Last month, the commercial court in Rouen, northern France, rejected two bids to take over the Petit-Couronne refinery of insolvent Swiss firm Petroplus, sending it into liquidation unless a new offer is approved by November 5.
Industry Minister Arnaud Montebourg said on Monday the government opposed the liquidation of the refinery and asked the court to delay its decision because it had received a non-binding letter of interest from Libya’s sovereign wealth fund.
“We don’t want the liquidation of this refinery,” Montebourg told RTL radio. “I‘m going to ask the commercial court today to delay its judgment, to take the time necessary to allow our Libyan friends to invest in this refinery.”
The plant’s 500 workers and their trade unions have invested much hope in Dubai-based NetOil, which had to submit a new offer after its first failed to convince judges of its financial and technical strengths.
A new rejection would be hard to swallow for the unions, who had secured a temporary reprocessing deal with former owner Shell and returned the plant to profit.
“So far, the unions had not made a ‘casus belli’ out of the Petroplus case because they were fully engaged in the process of finding a buyer, restarting and maintaining the plant,” Francis Perrin, head of the Energy Policies and Strategy group of publications, said.
“People often say French unions are protest-prone, but here they put so much efforts into making this case work, it would be a crushing blow if the end result was nothing and the reaction could be even stronger,” Perrin said.
Preparing for the worst, and raising pressure on the French government, unions have called for a 24-hour strike on Monday, while France’s most powerful union the CGT has called for workers at Total’s refineries to join the protest.
The French oil major still owns five refineries in France, and whether its workers heed the call for solidarity or decide to pass in fear of losing their jobs will be scrutinized by the industry and beyond.
The closure of Total’s Dunkirk refinery in early 2010, where images of emotional workers had been broadcast on national news bulletins, helped trigger a two-week strike at all of the group’s French refineries.
Fuel supplies were also disrupted in the second half of 2010 when a five-week strike in the port and refining sector halted output at French refineries and caused alarm among neighboring European countries worried of price spikes.
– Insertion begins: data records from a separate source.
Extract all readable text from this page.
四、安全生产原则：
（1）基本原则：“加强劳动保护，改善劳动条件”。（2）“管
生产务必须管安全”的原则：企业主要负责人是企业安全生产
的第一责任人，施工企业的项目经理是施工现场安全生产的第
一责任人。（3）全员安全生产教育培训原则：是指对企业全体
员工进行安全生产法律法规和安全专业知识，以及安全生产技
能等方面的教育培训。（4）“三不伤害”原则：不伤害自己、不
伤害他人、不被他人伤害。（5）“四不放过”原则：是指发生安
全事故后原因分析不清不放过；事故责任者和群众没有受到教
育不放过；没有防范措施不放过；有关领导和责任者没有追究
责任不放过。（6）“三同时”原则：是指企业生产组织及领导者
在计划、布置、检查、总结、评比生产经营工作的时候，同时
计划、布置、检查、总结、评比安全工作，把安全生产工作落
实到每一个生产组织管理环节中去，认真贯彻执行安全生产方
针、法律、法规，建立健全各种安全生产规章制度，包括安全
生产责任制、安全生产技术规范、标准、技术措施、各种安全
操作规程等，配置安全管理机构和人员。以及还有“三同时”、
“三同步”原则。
However, observers say the poor state of the French economy compared with two years ago is likely to discourage workers from halting an industry which has already lost 2 billion euros ($2.6 billion) in the last three years.
“There are two forces at play: a force of solidarity, which is very strong, and on the other hand a real fear (about the economy),” Jean-Louis Schilansky, head of the UFIP oil industry lobby, said. “The situation is very tense, very difficult, the risk on jobs is strong.”